Tumor Treatment Field Therapy (TTFT) - Response to Comments

  1. Commenter noted that the FDA approved the device on the basis of results from a multi-center randomized controlled phase III clinical trial. The FDA PMA approval followed a positive vote from the FDA's independent Medical Device Advisory Committee's Neurological Devices Panel with a majority in favor of both device efficacy and safety; therefore, it should be covered by Medicare.

Response:  The Medical Directors disagree.  While the FDA did give final approval of the PMA application through a "positive vote", the FDA's Medical Device Advisory Committee's Neurological Devices Panel decision was split (six "yes" and six "no") on the question of efficacy ("Is there a reasonable assurance that the NovoTTF-100A is effective for use in patients who meet the criteria specified in the proposed indication?").  The deciding tie-breaker vote was cast by the panel chairperson. A review of the FDA panel's meeting transcript details numerous examples of doubt expressed by panel members over the effectiveness of this therapy for recurrent GBM.

  1. Several commenters emphasized that the NovoTTF-100A should be covered because it was "standard of care" as evidenced by the National Comprehensive Cancer Network's (NCCN®) designation of a 2B level of evidence.

Response: The Medical Directors disagree. As a reminder, the NCCN® Categories of Evidence and Consensus are:

  • Category 1: Based upon high-level evidence, there is uniform NCCN® consensus that the intervention is appropriate.
  • Category 2A: Based upon lower-level evidence, there is uniform NCCN® consensus that the intervention is appropriate.
  • Category 2B: Based upon lower-level evidence, there is NCCN® consensus that the intervention is appropriate.
  • Category 3: Based upon any level of evidence, there is major NCCN® disagreement that the intervention is appropriate.

Although Centers for Medicare & Medicaid Services (CMS) does not address NCCN® guidelines specifically as it relates to medical devices used to treat cancer, it does provides guidance to contractors in the acceptance of evidence from NCCN® for off-label use of drugs and biologicals in an anti-chemotherapeutic regimen. Found in the Medicare Benefit Policy Manual (Internet-Only Manual 100-02, Chapter 15, Section 50.4.5, the interpretive manual guidance states:

The listed compendia employ various rating and recommendation systems that may not be readily cross-walked from compendium to compendium. In general, a use is identified by a compendium as medically accepted if the:

  1. Indication is a Category 1 or 2A in NCCN, or Class 1, Class IIa, or  Class IIb in DrugDex; or,
  2. Narrative text in AHFS-DI or Clinical Pharmacology is supportive.

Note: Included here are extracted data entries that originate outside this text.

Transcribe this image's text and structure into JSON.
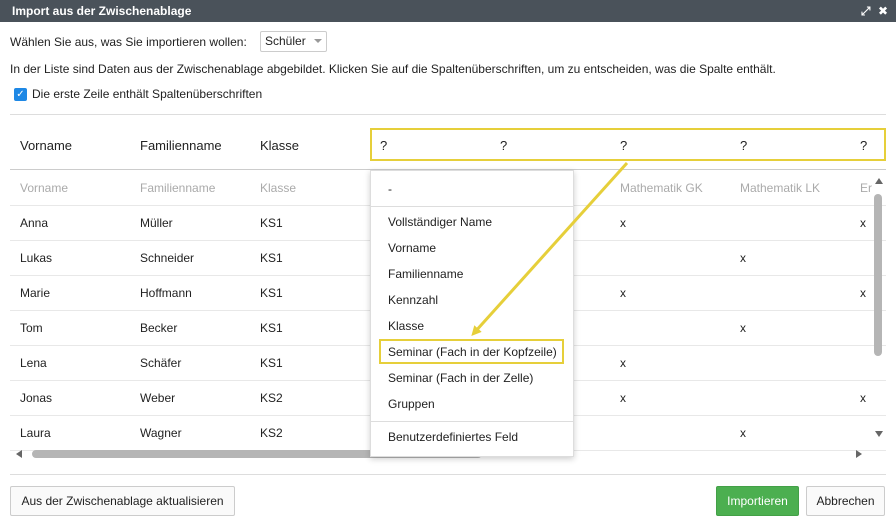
{
  "window": {
    "title": "Import aus der Zwischenablage",
    "maximize_glyph": "⤢",
    "close_glyph": "✖"
  },
  "import_type": {
    "label": "Wählen Sie aus, was Sie importieren wollen:",
    "value": "Schüler"
  },
  "info_text": "In der Liste sind Daten aus der Zwischenablage abgebildet. Klicken Sie auf die Spaltenüberschriften, um zu entscheiden, was die Spalte enthält.",
  "header_checkbox": {
    "label": "Die erste Zeile enthält Spaltenüberschriften",
    "checked": true
  },
  "table": {
    "headers": [
      "Vorname",
      "Familienname",
      "Klasse",
      "?",
      "?",
      "?",
      "?",
      "?"
    ],
    "header_row_grey": [
      "Vorname",
      "Familienname",
      "Klasse",
      "Mathematik GK",
      "Mathematik LK",
      "Er"
    ],
    "rows": [
      {
        "vorname": "Anna",
        "familienname": "Müller",
        "klasse": "KS1",
        "mgk": "x",
        "mlk": "",
        "er": "x"
      },
      {
        "vorname": "Lukas",
        "familienname": "Schneider",
        "klasse": "KS1",
        "mgk": "",
        "mlk": "x",
        "er": ""
      },
      {
        "vorname": "Marie",
        "familienname": "Hoffmann",
        "klasse": "KS1",
        "mgk": "x",
        "mlk": "",
        "er": "x"
      },
      {
        "vorname": "Tom",
        "familienname": "Becker",
        "klasse": "KS1",
        "mgk": "",
        "mlk": "x",
        "er": ""
      },
      {
        "vorname": "Lena",
        "familienname": "Schäfer",
        "klasse": "KS1",
        "mgk": "x",
        "mlk": "",
        "er": ""
      },
      {
        "vorname": "Jonas",
        "familienname": "Weber",
        "klasse": "KS2",
        "mgk": "x",
        "mlk": "",
        "er": "x"
      },
      {
        "vorname": "Laura",
        "familienname": "Wagner",
        "klasse": "KS2",
        "mgk": "",
        "mlk": "x",
        "er": ""
      }
    ]
  },
  "dropdown": {
    "items": [
      "-",
      "Vollständiger Name",
      "Vorname",
      "Familienname",
      "Kennzahl",
      "Klasse",
      "Seminar (Fach in der Kopfzeile)",
      "Seminar (Fach in der Zelle)",
      "Gruppen",
      "Benutzerdefiniertes Feld"
    ],
    "highlighted": "Seminar (Fach in der Kopfzeile)"
  },
  "buttons": {
    "refresh": "Aus der Zwischenablage aktualisieren",
    "import": "Importieren",
    "cancel": "Abbrechen"
  },
  "colors": {
    "accent": "#4caf50",
    "highlight": "#e6cf3a",
    "checkbox": "#1e88e5",
    "titlebar": "#4a525a"
  }
}
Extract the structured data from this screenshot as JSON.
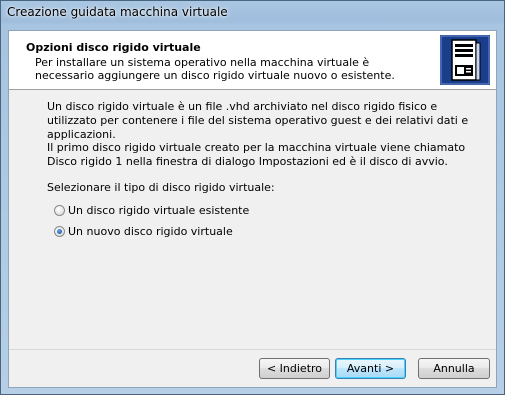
{
  "window": {
    "title": "Creazione guidata macchina virtuale"
  },
  "header": {
    "title": "Opzioni disco rigido virtuale",
    "subtitle": "Per installare un sistema operativo nella macchina virtuale è necessario aggiungere un disco rigido virtuale nuovo o esistente.",
    "icon": "server-tower-icon"
  },
  "body": {
    "paragraph1": "Un disco rigido virtuale è un file .vhd archiviato nel disco rigido fisico e utilizzato per contenere i file del sistema operativo guest e dei relativi dati e applicazioni.",
    "paragraph2": "Il primo disco rigido virtuale creato per la macchina virtuale viene chiamato Disco rigido 1 nella finestra di dialogo Impostazioni ed è il disco di avvio.",
    "prompt": "Selezionare il tipo di disco rigido virtuale:"
  },
  "options": [
    {
      "label": "Un disco rigido virtuale esistente",
      "selected": false
    },
    {
      "label": "Un nuovo disco rigido virtuale",
      "selected": true
    }
  ],
  "buttons": {
    "back": "< Indietro",
    "next": "Avanti >",
    "cancel": "Annulla"
  },
  "colors": {
    "accent": "#1d56a8",
    "frame": "#a9c6e3"
  }
}
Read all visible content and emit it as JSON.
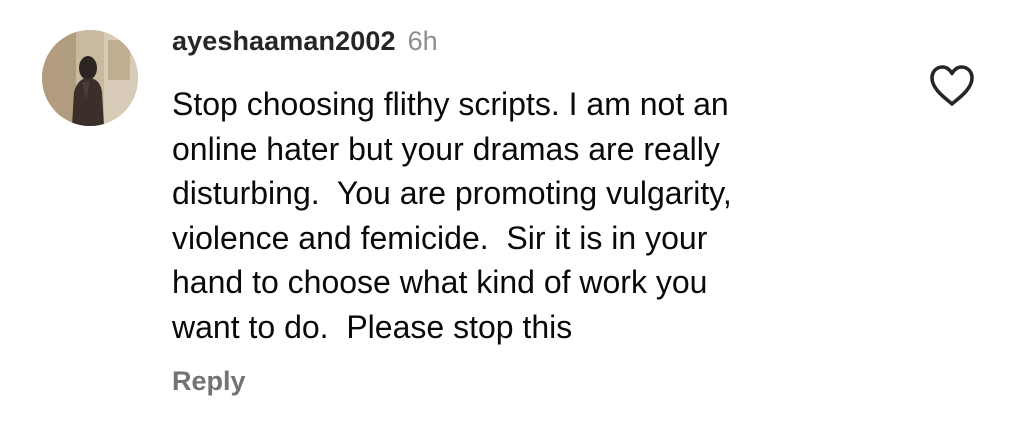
{
  "comment": {
    "username": "ayeshaaman2002",
    "time": "6h",
    "text": "Stop choosing flithy scripts. I am not an\nonline hater but your dramas are really\ndisturbing.  You are promoting vulgarity,\nviolence and femicide.  Sir it is in your\nhand to choose what kind of work you\nwant to do.  Please stop this",
    "reply_label": "Reply",
    "like_icon": "heart-outline-icon"
  },
  "colors": {
    "username": "#262626",
    "time": "#8e8e8e",
    "reply": "#737373",
    "heart_stroke": "#262626",
    "background": "#ffffff"
  }
}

A use is not medically accepted by a compendium if the:

  1. Indication is a Category 3 in NCCN or a Class III in DrugDex; or,
  2. Narrative text in AHFS or Clinical Pharmacology is "not supportive."

The complete absence of narrative text on a use is considered neither supportive nor non-supportive.

The DME MAC medical directors note the absence of explicit instructions for a "2B" recommendation; however, it is clear that CMS intends that the contractors use the highest level of evidence possible in making coverage determinations. The NovoTTF-100A, with a 2B rating by NCCN®, clear does not fall within the "generally medically accepted" category as envisioned by CMS.

  1. A commenter was critical of several references cited in the draft LCD bibliography, noting that they were published either prior to the pivotal trial, referenced coverage policies from other countries or failed to cite a single publication that calls into question the quality of the EF-11 (pivotal trial) trial design or results.

Response: The Medical Directors partially agree. The bibliography for an LCD is not intended to be a complete compendium of all studies reviewed during the development of the policy but rather key articles and information that reflects a more global understanding of a technology or service. During the comment period, the manufacturer provided the medical directors with additional information and clinical literature. This updated information was reviewed; however, it was not persuasive in changing the final policy position.

With respect to the commenter's last point about published studies that "call into question the quality of the EF-11 trial design or results", articles are rarely published that specifically attack the quality or results of a clinical trial except when appearing in publications widely read by the entire medical community or the results impact a significant portion of the population in general. The pivotal trial results were published in the European Journal of Oncology about a treatment modality that, by the manufacturer's data, impacts fewer than 7,000 patients world-wide. This is not meant as a criticism of the quality of the journal or the subscribers; it simply makes the point that there is not likely to be peer-reviewed publications critical of this specific study.

Although not published in any medical journal, the FDA's Medical Device Advisory Committee's Neurological Devices Panel public meeting was quite critical of the trial design and conclusions reached in the pivotal trial submitted as evidence for the Pre-Market Approval (PMA) application. As noted above, the panel expressed serious doubts about the efficacy of the NovoTTF-100A device and was only able to reach a positive "reasonable assurance" vote on effectiveness through the chairperson's tiebreaker.